Porter Cable’s new QUIKJIG TM system (model 560) is designed to make pocket hole joinery quicker and easier than ever. The QUIKJIG is a heavy-duty bench-top tool that includes a slew of revolutionary features, including an auto-adjusting depth and thickness gauge.
The QUIKJIG’s automatic depth adjustment is controlled by an innovative “feeler gauge” that self-adjusts when a board is placed in the tool. A user first sets a width stop, clamps a workpiece in the jig, and they’re ready to drill the pocket hole.
Several other new features ensure that woodworkers will fall in love the QUIKJIG rather quickly. Most appealing to me is its all-metal construction. Not that there’s anything terribly wrong with high impact plastic, but metal construction will always be more robust and durable. The QUIKJIG also features an extra tall casting to help support long workpieces, and has a 1-1/2 inch thick base that allows a 2×4 to be used for outrigger support of longer workpieces.

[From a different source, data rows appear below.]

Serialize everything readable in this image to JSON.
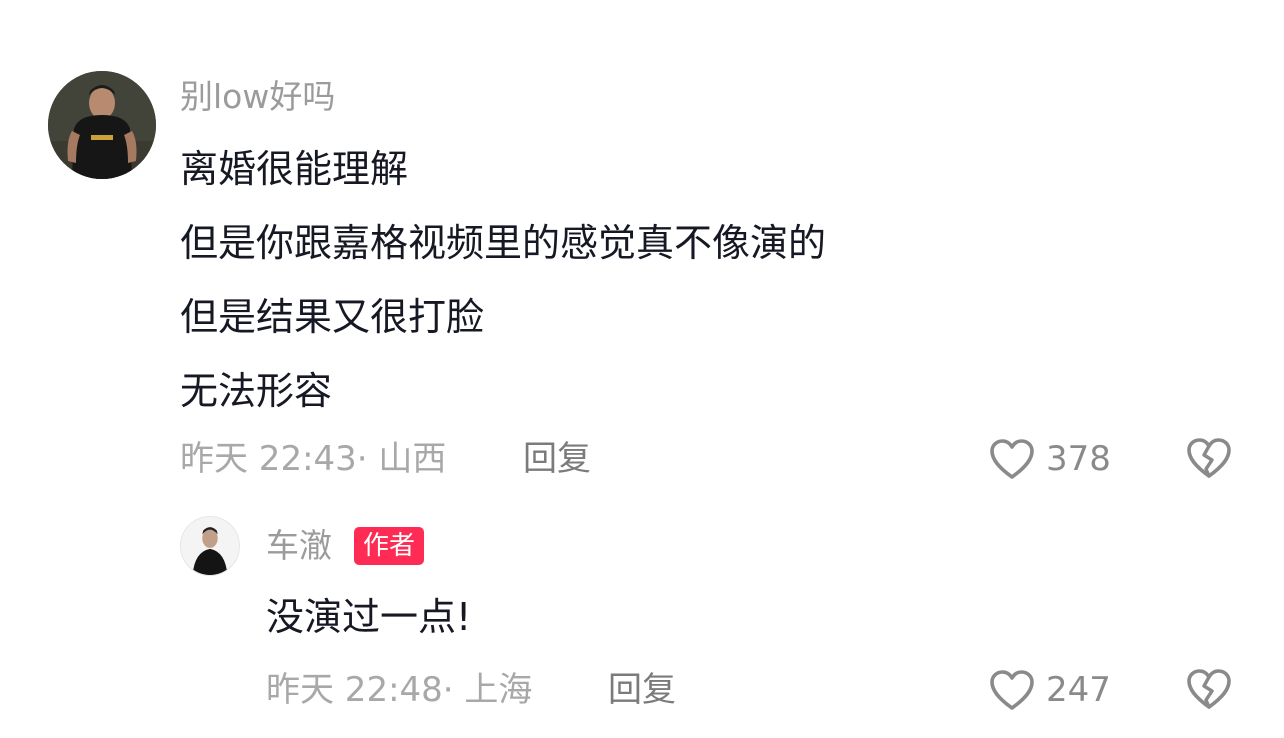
{
  "comment": {
    "username": "别low好吗",
    "lines": [
      "离婚很能理解",
      "但是你跟嘉格视频里的感觉真不像演的",
      "但是结果又很打脸",
      "无法形容"
    ],
    "time_location": "昨天 22:43· 山西",
    "reply_label": "回复",
    "like_count": "378",
    "avatar_icon": "user-avatar-man-tshirt",
    "like_icon": "heart-outline-icon",
    "dislike_icon": "broken-heart-icon"
  },
  "reply": {
    "username": "车澈",
    "badge": "作者",
    "lines": [
      "没演过一点!"
    ],
    "time_location": "昨天 22:48· 上海",
    "reply_label": "回复",
    "like_count": "247",
    "avatar_icon": "user-avatar-man-black-coat"
  },
  "colors": {
    "badge_bg": "#fe2c55",
    "text_primary": "#161823",
    "text_secondary": "#9b9b9b"
  }
}
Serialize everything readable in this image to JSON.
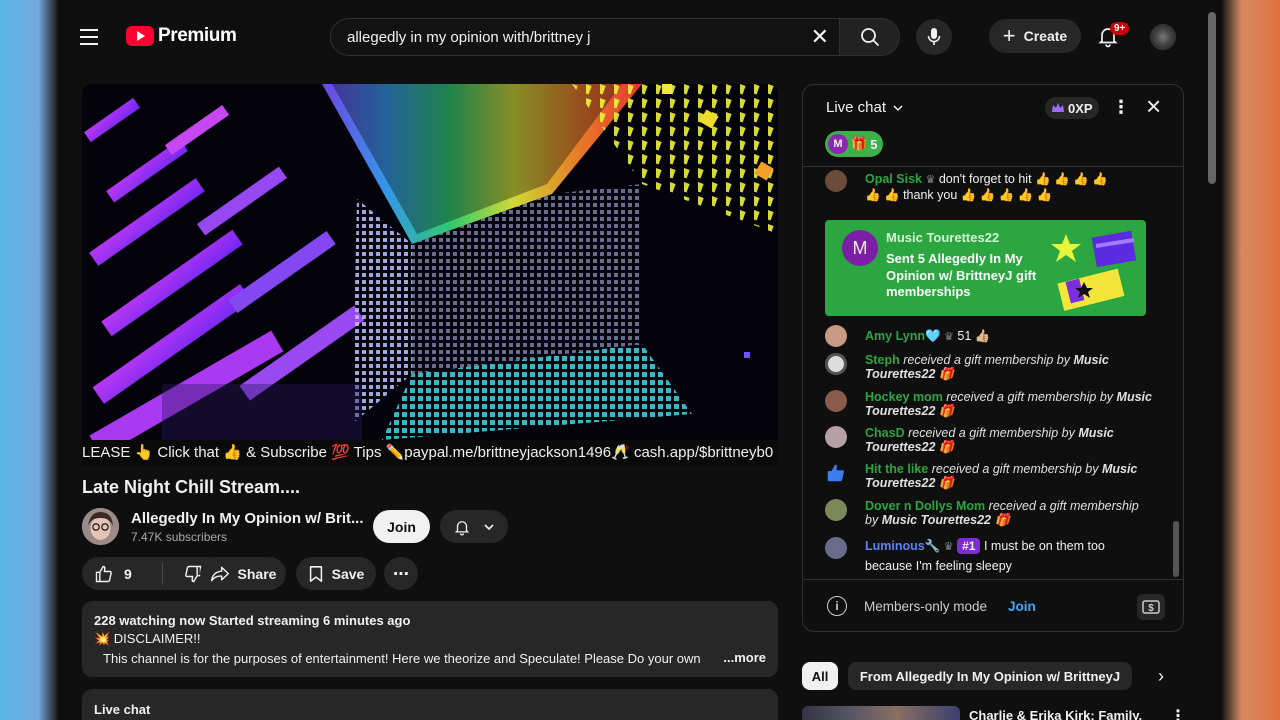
{
  "header": {
    "logo_text": "Premium",
    "search_value": "allegedly in my opinion with/brittney j",
    "create_label": "Create",
    "notif_count": "9+"
  },
  "video": {
    "ticker_text": "LEASE 👆 Click that 👍 & Subscribe 💯 Tips ✏️paypal.me/brittneyjackson1496🥂 cash.app/$brittneyb0"
  },
  "meta": {
    "title": "Late Night Chill Stream....",
    "channel_name": "Allegedly In My Opinion w/ Brit...",
    "subscribers": "7.47K subscribers",
    "join_label": "Join",
    "like_count": "9",
    "share_label": "Share",
    "save_label": "Save"
  },
  "description": {
    "stats": "228 watching now  Started streaming 6 minutes ago",
    "line1": "💥 DISCLAIMER!!",
    "line2": "This channel is for the purposes of entertainment!  Here we theorize and Speculate!  Please Do your own",
    "more": "...more"
  },
  "collapsed_chat_label": "Live chat",
  "chat": {
    "title": "Live chat",
    "xp": "0XP",
    "gift_pill_count": "5",
    "gift_pill_initial": "M",
    "messages": [
      {
        "author": "Opal Sisk",
        "text": "don't forget to hit 👍 👍 👍 👍",
        "text2": "👍 👍 thank you 👍 👍 👍 👍 👍"
      },
      {
        "author": "Amy Lynn🩵",
        "text": "51 👍🏼"
      },
      {
        "author": "Steph",
        "text": "received a gift membership by",
        "bold": "Music Tourettes22 🎁"
      },
      {
        "author": "Hockey mom",
        "text": "received a gift membership by",
        "bold": "Music Tourettes22 🎁"
      },
      {
        "author": "ChasD",
        "text": "received a gift membership by",
        "bold": "Music Tourettes22 🎁"
      },
      {
        "author": "Hit the like",
        "text": "received a gift membership by",
        "bold": "Music Tourettes22 🎁"
      },
      {
        "author": "Dover n Dollys Mom",
        "text": "received a gift membership by",
        "bold": "Music Tourettes22 🎁"
      },
      {
        "author": "Luminous🔧",
        "rank": "#1",
        "text": "I must be on them too",
        "text2": "because I'm feeling sleepy"
      }
    ],
    "gift_card": {
      "initial": "M",
      "name": "Music Tourettes22",
      "text": "Sent 5 Allegedly In My Opinion w/ BrittneyJ gift memberships"
    },
    "footer_mode": "Members-only mode",
    "footer_join": "Join"
  },
  "chips": {
    "all": "All",
    "from": "From Allegedly In My Opinion w/ BrittneyJ"
  },
  "recommendation": {
    "title": "Charlie & Erika Kirk: Family,"
  },
  "colors": {
    "accent_red": "#ff0033",
    "chat_green": "#2ba640",
    "link_blue": "#3ea6ff",
    "member_purple": "#7c1fa6"
  }
}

The QUIKJIG’s base is pre-drilled for easy mounting to a workbench, but it can also be clamped to portable work surfaces. A built-in clamp handle enables quick and repeatable clamping, even when dealing with material of varying thickness. It’s also equipped with a removable rear-mounted dust collection port that can be used with or without a vacuum for easy cleanup. Lastly, the jig has an on-board screw gauge that indicates which screw size you’re going to need.
The QUIKJIG system includes everything you need to get started right away: 6-inch square drive bit, 3-inch square drive bit, one drill bit, a drill bit depth collar, 6-inch clamp, hex key for the collar set screw and 100 starter screws.

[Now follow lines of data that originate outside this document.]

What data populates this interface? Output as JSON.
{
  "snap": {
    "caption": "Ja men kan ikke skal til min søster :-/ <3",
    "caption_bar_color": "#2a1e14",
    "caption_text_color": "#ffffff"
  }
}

The QUIKJIG is priced at around $230, and is now available at specialty woodworking dealers.
Buy Now(via Amazon)
Product Info via Porter Cable
Intresting post. This will probably appeal to small shops that don’t do production face-frame construction and seems to fall in between the Kreg portable units that find their way to jobsites – and the big production boring machines and assembly tables like those made by Castle. Fragile drill bits are sometimes the bane of production work – that’s why some production machines opt for more robust boring end mills.

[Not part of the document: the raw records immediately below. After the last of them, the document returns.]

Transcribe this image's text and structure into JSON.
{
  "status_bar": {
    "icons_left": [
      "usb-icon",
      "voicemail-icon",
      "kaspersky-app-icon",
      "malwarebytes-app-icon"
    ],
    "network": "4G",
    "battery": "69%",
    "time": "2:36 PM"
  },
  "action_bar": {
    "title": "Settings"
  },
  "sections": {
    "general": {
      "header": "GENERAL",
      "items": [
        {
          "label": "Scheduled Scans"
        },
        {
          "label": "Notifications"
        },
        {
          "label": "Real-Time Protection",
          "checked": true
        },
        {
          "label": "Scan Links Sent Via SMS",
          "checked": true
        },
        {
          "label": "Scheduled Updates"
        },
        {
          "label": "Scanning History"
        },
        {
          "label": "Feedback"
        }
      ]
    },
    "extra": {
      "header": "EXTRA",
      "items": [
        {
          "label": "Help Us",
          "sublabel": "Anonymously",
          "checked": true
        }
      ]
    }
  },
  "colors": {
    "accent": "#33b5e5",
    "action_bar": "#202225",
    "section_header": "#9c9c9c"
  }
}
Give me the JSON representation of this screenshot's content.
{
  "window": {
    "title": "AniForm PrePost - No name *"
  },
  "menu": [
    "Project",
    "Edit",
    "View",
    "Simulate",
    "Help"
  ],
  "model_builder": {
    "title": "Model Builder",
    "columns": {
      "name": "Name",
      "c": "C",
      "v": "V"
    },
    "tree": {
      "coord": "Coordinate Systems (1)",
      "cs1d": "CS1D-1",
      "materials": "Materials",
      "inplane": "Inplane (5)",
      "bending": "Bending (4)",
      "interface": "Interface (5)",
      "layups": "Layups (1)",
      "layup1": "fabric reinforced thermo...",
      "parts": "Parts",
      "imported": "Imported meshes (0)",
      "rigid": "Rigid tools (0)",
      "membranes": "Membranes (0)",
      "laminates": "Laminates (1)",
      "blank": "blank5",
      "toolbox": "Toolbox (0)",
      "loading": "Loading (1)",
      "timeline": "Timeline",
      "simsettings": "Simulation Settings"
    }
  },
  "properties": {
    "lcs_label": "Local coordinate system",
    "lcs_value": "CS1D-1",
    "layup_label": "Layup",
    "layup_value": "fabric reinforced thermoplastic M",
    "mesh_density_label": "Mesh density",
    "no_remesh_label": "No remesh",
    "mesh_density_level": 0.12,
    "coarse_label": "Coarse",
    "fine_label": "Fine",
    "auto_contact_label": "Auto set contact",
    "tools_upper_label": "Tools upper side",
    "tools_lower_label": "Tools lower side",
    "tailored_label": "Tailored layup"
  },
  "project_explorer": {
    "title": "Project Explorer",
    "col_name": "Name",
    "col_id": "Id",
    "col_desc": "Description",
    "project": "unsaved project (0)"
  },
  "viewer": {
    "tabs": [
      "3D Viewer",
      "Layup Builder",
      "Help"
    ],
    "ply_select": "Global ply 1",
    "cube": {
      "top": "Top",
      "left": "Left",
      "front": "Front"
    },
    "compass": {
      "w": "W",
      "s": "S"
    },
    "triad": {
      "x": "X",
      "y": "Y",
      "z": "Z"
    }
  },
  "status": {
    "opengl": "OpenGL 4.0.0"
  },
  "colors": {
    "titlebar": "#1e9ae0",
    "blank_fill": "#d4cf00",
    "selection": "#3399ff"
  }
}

I’ve been using my Kreg Jig for a couple years now. It’s simple and easy to adjust. This Porter Cable jig seems very stout and can probably hold up to some serious abuse.
It is a nice piece for production shop…but…I am putting together a great home shop with the EZ Pro Products from General Tools.
Pocket Hole jig, Dovetailer jig and now Mortise and Tenon jig. I can do pro joints for all and the gear cost less that $200 all together. Nice
Woodcraft has the #811111 Kreg K2 on clearance for $45.
(free shipping too)
I need toolguyd advice here.
Now that dave mentions the General Tools stuff, I’m even more conflicted.
Home Depot has the pocket kit for only $30
You cannot go wrong with Kreg. The K2 looks alright and $45 is a great price, but it is also an older model. Ignoring the K2 for a moment, I usually recommend the Kreg R3 kit ($40) for pocket hole beginners. Even if you eventually upgrade, the R3 jig would still likely come in handy.
If the choice is between the General Tools or the Kreg K2, I would lean towards the K2 hands down. Take a look at the clamping mechanism of the General Tools models – it’s a smallish key-screw.
Regarding both the General Tools and Kreg K2 model, how would you use that on a large piece of plywood? That’s why I recommend the R3.
I decided against the General Tools brand because it really isn’t portable. You can’t disassemble it and use it for repairs on already assembled furniture, at least I don’t see any way that can be done.
I am amazed at the consistently positive reviews on basically ALL Kreg products on Amazon, BUT…..
I looked at the harbor freight jig in person. It is surprisingly versatile.
I like that it is made of aluminum, and you can actually change the distance between the holes, unlike the Kreg. The toggle clamp is very fast too. You can even change the angle of the drilled holes.
I have a $15 Amazon card, so $25 for the Kreg R3 kit is tempting too…
That Harbor Freight model does look pretty decent. I wonder why I haven’t ever seen it mentioned before.
With that unit you would again run into a portability issue – it doesn’t look like it can be disassembled for use on sheet goods or repairs.
I mounted my Kreg Jig to make it easier for longer stock and portability. I also added magnets to keep the drill bits and hex key on the jig while storing.